The Alabama Supreme Court issued an important and favorable ruling in this appeal on October 3, 2014. This wrongful death case filed in Dallas County arose out of defendant surgeon’s performance of a left inguinal hernia repair, and later a surgical closure of a perforated ulcer, on the decedent. Mike Wright, John McCall and Larry Fantroy successfully defended the case at trial and obtained a judgment as a matter of law at the close of the Plaintiff’s case. The appellate filings were handled by Sybil Newton.
The Plaintiff filed a Rule 59 Motion to Vacate the Judgment or for a New Trial, which was denied. Then, after a new judge took the bench, the Plaintiff filed a Rule 60(b)(3) Motion for Relief from Judgment asserting that the defendant committed perjury and perpetuated a a fraud on the court by testifying that he performed an ulcer repair when he had not actually done so. The new trial court granted the Rule 60(b)(3) motion and ordered a new trial of the case.

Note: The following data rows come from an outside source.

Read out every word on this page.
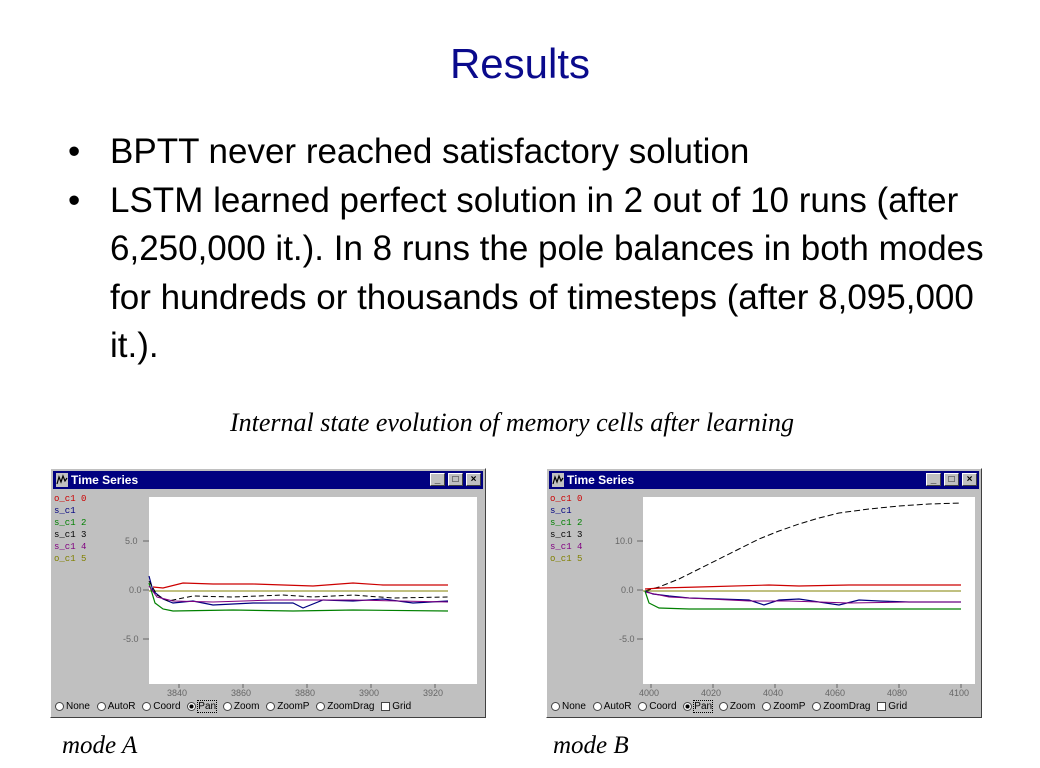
Results
• BPTT never reached satisfactory solution
• LSTM learned perfect solution in 2 out of 10 runs (after 6,250,000 it.). In 8 runs the pole balances in both modes for hundreds or thousands of timesteps (after 8,095,000 it.).
Internal state evolution of memory cells after learning
Time Series	_	□	×
5.0
0.0
-5.0
3840	3860	3880	3900	3920
o_c1 0
s_c1
s_c1 2
s_c1 3
s_c1 4
o_c1 5
None AutoR Coord Pan Zoom ZoomP ZoomDrag Grid
Time Series	_	□	×
10.0
0.0
-5.0
4000	4020	4040	4060	4080	4100
o_c1 0
s_c1
s_c1 2
s_c1 3
s_c1 4
o_c1 5
None AutoR Coord Pan Zoom ZoomP ZoomDrag Grid
mode A	mode B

The firm filed both a Petition for Writ of Mandamus and a direct appeal from that Order. The Alabama Supreme Court consolidated the appeals, and ultimately issued an opinion in the mandamus proceeding, reversing the trial court and ruling that it had exceeded its discretion by granting the Plaintiff’s Rule 60(b) Motion. The Alabama Supreme Court adopted all of the arguments which the defendant raised on appeal, noting, “[T]he case law has repeatedly emphasized that a party is not prevented from fully and fairly presenting its case if it had access to the information at issue.” The Court disagreed with the plaintiff’s position that due diligence is only required with claims under Rule 60(b)(2). The Court agreed that the plaintiff’s counsel was aware long before trial of the purportedly “crucial information” regarding the supposed lack of an actual duodenal repair. The Court reasoned, “To allow the plaintiff to assert new claims based on either aspect of the defendant’s trial testimony at this juncture would be to allow her to piecemeal her claims and, indeed, to use Rule 60(b) to avoid the ‘free, deliberate, and calculated choices’ made by her in the management and presentation of her action.” The plaintiff could have presented her fraud argument in her Rule 59 Motion but, instead, waited another month and a half – and after a new trial judge had succeeded the trial judge – to present the argument in her Rule 60(b) Motion. The Court also pointed out that although the plaintiff filed a Rule 60(b)(3) Motion within the four month period, this does not excuse her failure to present her fraud argument sooner. The plaintiff also failed to demonstrate how the alleged fraud prevented her from fully and fairly presenting her claims at trial or in the post-trial Rule 59 Motion. The Court also noted that the plaintiff never pled the “fake surgery” allegation, holding that this failure of pleading, alone, is fatal to any attempt by the plaintiff to assert the supposed lack of a duodenal repair as an act of malpractice. The Court directed the trial court to reinstate its final Order of October 24, 2012.